Geben sie doch mal die Hälfte ihres Lohns her und bekommen dann vielleicht 5% vom Jahresverdienst entschädigt, wobei hier die Zahlen nicht passen, da der Preis der Milch zwar auf die Hälfte gesunken ist, die Festkosten aber gleich geblieben sind.
Die landwirtschaftlichen Familien müssen unterstützt werden. Wenn ich aber sehe, dass in den Supermärkten teurere Milch, Milchprodukte und Fleisch aus dem Ausland gekauft wird, kommt mir in den Sinn, dass der Prediger im eigenen Land nichts zählt und dass viele lieber Kilometer zum Supermarkt fahren, als in der Nachbarschaft bei Bauern direkt etwas zu kaufen.

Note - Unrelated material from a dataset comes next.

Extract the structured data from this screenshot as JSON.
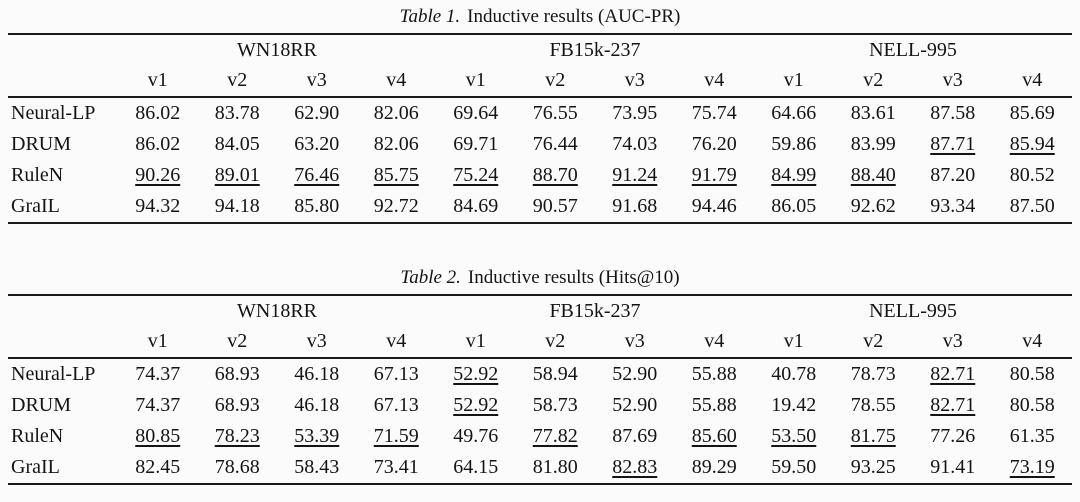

Ich kapiere es einfach nicht! Die Milchquote fällt weg. Es wird auf Teufel komm raus Milch produziert! Ist doch logisch dass der Preis sinkt. Das nennt man Marktwirtschaft! Logischerweise muss der Viehbestand reduziert werden, allerdings müssen "Großbetriebe" vermieden werden und kleinere Bestände gehalten werden. Das ist für das Vieh und die Verbraucher besser. Dann wird die Milch eben teurer - Na und! Immer noch günstiger als sinnlose qualitätsarme Überproduktion mit 100 Millionen Euro zu subventionieren. Das Geld kann der Verbraucher auch für qualitativ hochwertigere Milch ausgeben.